То и другое плохо. Потому что выбор надо сделать прежде первой же возможности нормально поговорить с Бэнро. А без этого разговора предсказать его реакцию невозможно, характер Игана тяжел, и он может совершенно неправильно понять отказ от помолвки. Хуже того, кормчий почти никогда не меняет своих решений, даже принятых сгоряча и неоправданно жестких, если не жестоких. И что еще удумает, увидев дорожный костюм, помыслить страшно. А в том, что князь выберет именно этот вариант одежды, лорд Тиссэ не сомневался.
Все началось в ту хмурую ночь, когда Риэл мрачно сидел в своей каюте, а Джами тащила Тоэля, тогда еще не получившего новое имя – Вэрри, через весь город к порту. К самой грязной и бедной его части, где пирсы подгнили, а запах тухлой рыбы не дает вздохнуть… Даже сам Тоэль не знал еще, что уплывает, оставляя в городе неоконченные дела и непринятое пока обязательство перед Деяной – совершить чудо.
Захра Багдэш вернулась с бала у городского головы Кумата глубоко за полночь. Дождь, ставший с середины июля ежедневным и почти непрерывным, продолжал напаивать прелой сыростью воздух. Казалось, весь город разбух, раскис и превращается в слякоть.
Скользкие улицы, словно нарочно выворачивающие стопы прохожих, давая работу костоправам и знахарям.
Скрипучие перекошенные в проемах двери, неохотно, с руганью и оханьем досок пускающие хозяев в собственные в дома.
Темные унылые крыши и стены в лишайнике плесени, создающие эффект осыпавшейся штукатурки и на новых строениях…
Город гнил и дурно пах. Захра полагала, что причина не в погоде, а в городском голове, который давно и много брал со щедрого богатого порта, с приходящих по суше караванов, с приезжающих на отдых из столицы гостей…
Так много и так нагло, что поток людей стал редеть, а некогда натоптанные тропы – зарастать белесым гнилым мхом. Купцы уже говорили с интересом про южный Римас и северный Гирт, устав от зеленовато-плесневого взгляда головы, способного испортить самую солнечную погоду. Голова брал от щедрот города, но, удивительное дело, его долги росли вопреки усердию в изъятии средств из казны.

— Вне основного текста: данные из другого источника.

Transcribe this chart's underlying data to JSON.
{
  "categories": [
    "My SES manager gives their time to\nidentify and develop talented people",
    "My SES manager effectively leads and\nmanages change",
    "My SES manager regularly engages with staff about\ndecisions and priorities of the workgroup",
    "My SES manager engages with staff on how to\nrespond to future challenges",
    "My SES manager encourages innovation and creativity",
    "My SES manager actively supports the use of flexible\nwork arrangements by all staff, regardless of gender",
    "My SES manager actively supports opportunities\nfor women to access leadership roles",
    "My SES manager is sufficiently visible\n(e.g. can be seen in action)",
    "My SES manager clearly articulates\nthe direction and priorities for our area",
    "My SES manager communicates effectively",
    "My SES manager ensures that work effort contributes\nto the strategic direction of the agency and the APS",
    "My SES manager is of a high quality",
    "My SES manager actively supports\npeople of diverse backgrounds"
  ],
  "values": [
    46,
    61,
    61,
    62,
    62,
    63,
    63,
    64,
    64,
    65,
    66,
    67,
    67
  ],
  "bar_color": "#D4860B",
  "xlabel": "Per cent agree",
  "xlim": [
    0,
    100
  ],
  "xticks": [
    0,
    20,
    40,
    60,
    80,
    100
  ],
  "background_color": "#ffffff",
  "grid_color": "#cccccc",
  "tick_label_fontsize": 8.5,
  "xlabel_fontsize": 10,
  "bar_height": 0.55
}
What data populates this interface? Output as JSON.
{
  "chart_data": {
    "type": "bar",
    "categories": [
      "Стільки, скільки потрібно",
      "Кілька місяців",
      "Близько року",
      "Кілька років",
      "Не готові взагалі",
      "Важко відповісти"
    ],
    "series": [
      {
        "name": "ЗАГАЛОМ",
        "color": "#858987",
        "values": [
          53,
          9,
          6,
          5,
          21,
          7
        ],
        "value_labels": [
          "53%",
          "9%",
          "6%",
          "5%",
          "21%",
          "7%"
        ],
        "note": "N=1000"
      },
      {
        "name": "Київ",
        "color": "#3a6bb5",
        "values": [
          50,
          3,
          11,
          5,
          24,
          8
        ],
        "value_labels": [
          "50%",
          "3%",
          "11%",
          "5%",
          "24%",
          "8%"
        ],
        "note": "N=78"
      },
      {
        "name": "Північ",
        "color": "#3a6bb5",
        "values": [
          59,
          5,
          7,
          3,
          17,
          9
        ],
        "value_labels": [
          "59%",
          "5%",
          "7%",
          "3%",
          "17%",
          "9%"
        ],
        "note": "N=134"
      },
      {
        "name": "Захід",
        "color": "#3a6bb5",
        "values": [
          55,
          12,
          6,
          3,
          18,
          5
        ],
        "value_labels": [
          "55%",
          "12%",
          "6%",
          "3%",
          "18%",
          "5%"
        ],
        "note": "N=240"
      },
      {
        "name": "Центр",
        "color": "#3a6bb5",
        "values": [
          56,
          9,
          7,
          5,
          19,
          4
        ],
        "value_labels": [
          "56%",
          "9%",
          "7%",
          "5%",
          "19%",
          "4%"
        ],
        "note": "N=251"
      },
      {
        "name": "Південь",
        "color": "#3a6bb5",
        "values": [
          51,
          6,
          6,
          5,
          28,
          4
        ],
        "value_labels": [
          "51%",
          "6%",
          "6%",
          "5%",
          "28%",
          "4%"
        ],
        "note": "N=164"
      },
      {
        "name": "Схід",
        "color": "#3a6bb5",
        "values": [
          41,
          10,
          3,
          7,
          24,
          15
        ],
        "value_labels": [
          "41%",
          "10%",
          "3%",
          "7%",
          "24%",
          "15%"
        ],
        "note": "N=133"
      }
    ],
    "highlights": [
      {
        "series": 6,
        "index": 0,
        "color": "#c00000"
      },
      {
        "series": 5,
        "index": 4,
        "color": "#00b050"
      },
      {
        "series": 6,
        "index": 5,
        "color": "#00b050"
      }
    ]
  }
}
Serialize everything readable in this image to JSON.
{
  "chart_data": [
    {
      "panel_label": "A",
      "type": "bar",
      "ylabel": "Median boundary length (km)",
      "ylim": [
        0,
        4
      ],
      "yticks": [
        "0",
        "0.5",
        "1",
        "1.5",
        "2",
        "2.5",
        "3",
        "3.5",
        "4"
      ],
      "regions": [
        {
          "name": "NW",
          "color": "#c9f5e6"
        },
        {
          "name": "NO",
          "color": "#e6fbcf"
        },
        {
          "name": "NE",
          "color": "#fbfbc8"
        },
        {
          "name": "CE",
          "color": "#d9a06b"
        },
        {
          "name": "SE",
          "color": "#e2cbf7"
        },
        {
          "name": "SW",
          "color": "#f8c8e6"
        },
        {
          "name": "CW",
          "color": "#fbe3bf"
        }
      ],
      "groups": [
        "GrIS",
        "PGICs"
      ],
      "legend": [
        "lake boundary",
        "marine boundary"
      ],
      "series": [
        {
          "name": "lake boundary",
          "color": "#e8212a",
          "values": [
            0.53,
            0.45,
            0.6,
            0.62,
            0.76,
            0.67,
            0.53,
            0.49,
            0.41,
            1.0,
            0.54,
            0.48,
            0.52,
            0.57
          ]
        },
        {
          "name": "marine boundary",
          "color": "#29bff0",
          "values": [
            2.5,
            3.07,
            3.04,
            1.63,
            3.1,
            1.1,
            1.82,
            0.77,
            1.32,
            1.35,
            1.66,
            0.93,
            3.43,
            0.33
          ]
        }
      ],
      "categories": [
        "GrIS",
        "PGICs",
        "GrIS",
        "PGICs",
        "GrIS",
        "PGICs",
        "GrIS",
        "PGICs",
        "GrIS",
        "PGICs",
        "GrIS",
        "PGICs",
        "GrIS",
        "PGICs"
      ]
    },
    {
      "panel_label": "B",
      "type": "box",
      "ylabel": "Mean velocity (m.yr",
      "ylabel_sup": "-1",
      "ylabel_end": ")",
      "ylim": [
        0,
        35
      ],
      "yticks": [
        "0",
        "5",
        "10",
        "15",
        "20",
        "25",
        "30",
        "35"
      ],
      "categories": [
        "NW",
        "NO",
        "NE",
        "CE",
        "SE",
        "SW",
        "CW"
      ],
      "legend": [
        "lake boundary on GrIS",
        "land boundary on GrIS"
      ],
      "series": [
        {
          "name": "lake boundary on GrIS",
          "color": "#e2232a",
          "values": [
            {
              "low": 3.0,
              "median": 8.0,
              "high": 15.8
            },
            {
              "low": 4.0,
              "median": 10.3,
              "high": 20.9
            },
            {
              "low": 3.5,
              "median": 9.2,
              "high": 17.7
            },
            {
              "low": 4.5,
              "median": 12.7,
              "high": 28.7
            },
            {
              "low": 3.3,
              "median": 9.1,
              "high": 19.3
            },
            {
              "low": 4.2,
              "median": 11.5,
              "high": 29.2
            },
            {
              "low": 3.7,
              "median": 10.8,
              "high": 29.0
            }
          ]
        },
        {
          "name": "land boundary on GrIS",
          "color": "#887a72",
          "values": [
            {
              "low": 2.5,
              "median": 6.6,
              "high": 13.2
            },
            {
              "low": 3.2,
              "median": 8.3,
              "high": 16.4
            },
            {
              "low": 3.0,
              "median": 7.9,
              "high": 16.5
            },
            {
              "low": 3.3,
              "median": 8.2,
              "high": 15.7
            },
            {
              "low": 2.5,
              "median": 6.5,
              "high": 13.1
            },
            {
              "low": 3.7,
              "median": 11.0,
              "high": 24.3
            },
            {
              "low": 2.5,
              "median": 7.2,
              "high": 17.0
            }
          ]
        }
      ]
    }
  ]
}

Жизнь семьи Багдэш он отравлял уже второй год. Когда Захра стала поставлять ткани, пряности, вина и пушнину в столицу, ее точеная фигурка попала в сферу интересов маркиза Дамита Коммитэн-и-Тэй. Самым привлекательным качеством в старшей из женщин рода Багдэш голова находил ее растущую состоятельность. И незамужнюю дочь, через которую можно добраться до сундука с фамильным достоянием. Это оказалось, к изумлению маркиза, непросто. Захра практически не зависела от Кумата и легко могла сменить место жительства, а ее связи и возможности оказались слишком серьезны. Но маркиз не сдавался, поскольку долги требовали активных действий.